Secondo disco per i Mamavegas: è Arvo il nuovo lavoro, suonato per la prima volta insieme da tutti i sei membri, in sala prove, come si faceva una volta.
Elettronica, pop, psichedelia e svariate altre etichette si mescolano nei dieci brani che vanno a costituire l’album, caratterizzato da un’ottima ricerca del suono giusto e da una versatilità rimarchevole.
Si parte in modo piuttosto rumoroso ma controllato con Blessed and Gone, tra cori di bambini e un’ossatura robusta per una canzone gentile.
Si prosegue con il pianoforte di Wonder Tortilla, con un consistente lavoro di basso a tenere insieme un brano piuttosto fantasioso e ricco di svolazzi.
Ten Days parte da un coro tipo chiostro di frati per spingersi poi nelle altezze siderali della stratosfera psichedelica. P-Syndrome ha un andamento mosso, con qualche sorpresa durante il percorso come al solito.
Molto tranquilla The Flood, con pianoforte e batteria in grande evidenza e l’intensità che cresce in modo continuo e moderato, fino al cameo di una chitarra elettrica piuttosto smodata, fino a un finale a pieni polmoni.
Percussioni ed elettronica ci accompagnano all’interno del sottobosco di January 19, che poi si apre a giochi di colore differenti, proseguendo nell’alternanza di chiaro e scuro per tutto il pezzo.
Ingenti dosi di elettronica anche all’interno di Count to Four, ma carattere diverso per una canzone più soffice e serena, con un retrogusto di pop British.
Ritmo più consistente per Shimmer, che parte con delicatezza e poi decolla per cieli differenti, quasi beatlesiani. E’ piuttosto rumorosa l’introduzione di On My Knees, che però al di sotto delle percussioni stende veli sottili e anche qualche idea blues.

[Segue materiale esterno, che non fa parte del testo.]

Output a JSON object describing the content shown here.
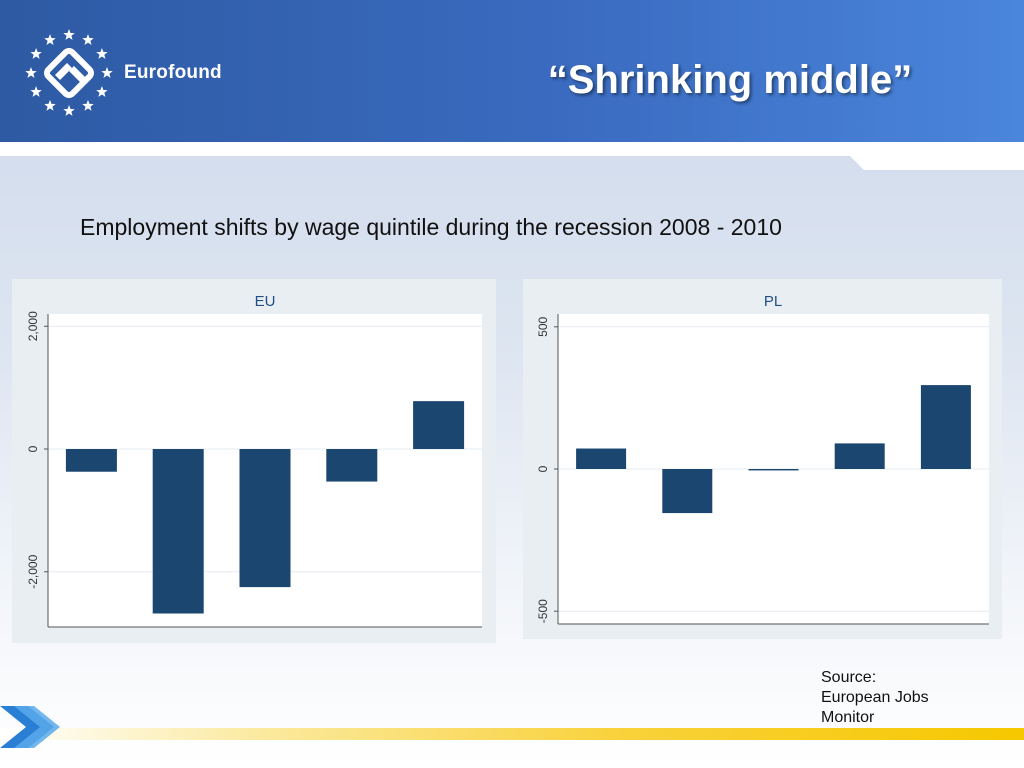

Il sipario cala su Last Call, con introduzione di chitarra acustica
Ci sono scultori che amano riprendere all’infinito lo stesso soggetto, cercando di catturare in ogni pezzo una sfumatura leggermente diversa. E poi ce ne sono altri che a ripetere due volte la stessa opera morirebbero di noia.
I Mamavegas non soltanto assomigliano a questa seconda categoria, ma a volte sembrano non volersi annoiare anche all’interno della stessa canzone, che spesso guizza per torrenti diversi, pur senza perdere di omogeneità.
Il risultato è una sensazione di libertà diffusa e generalizzata, nonché un disco che pur non volendosi distaccare troppo dai canoni del rock-pop, ottiene soluzioni molto spesso del tutto originali.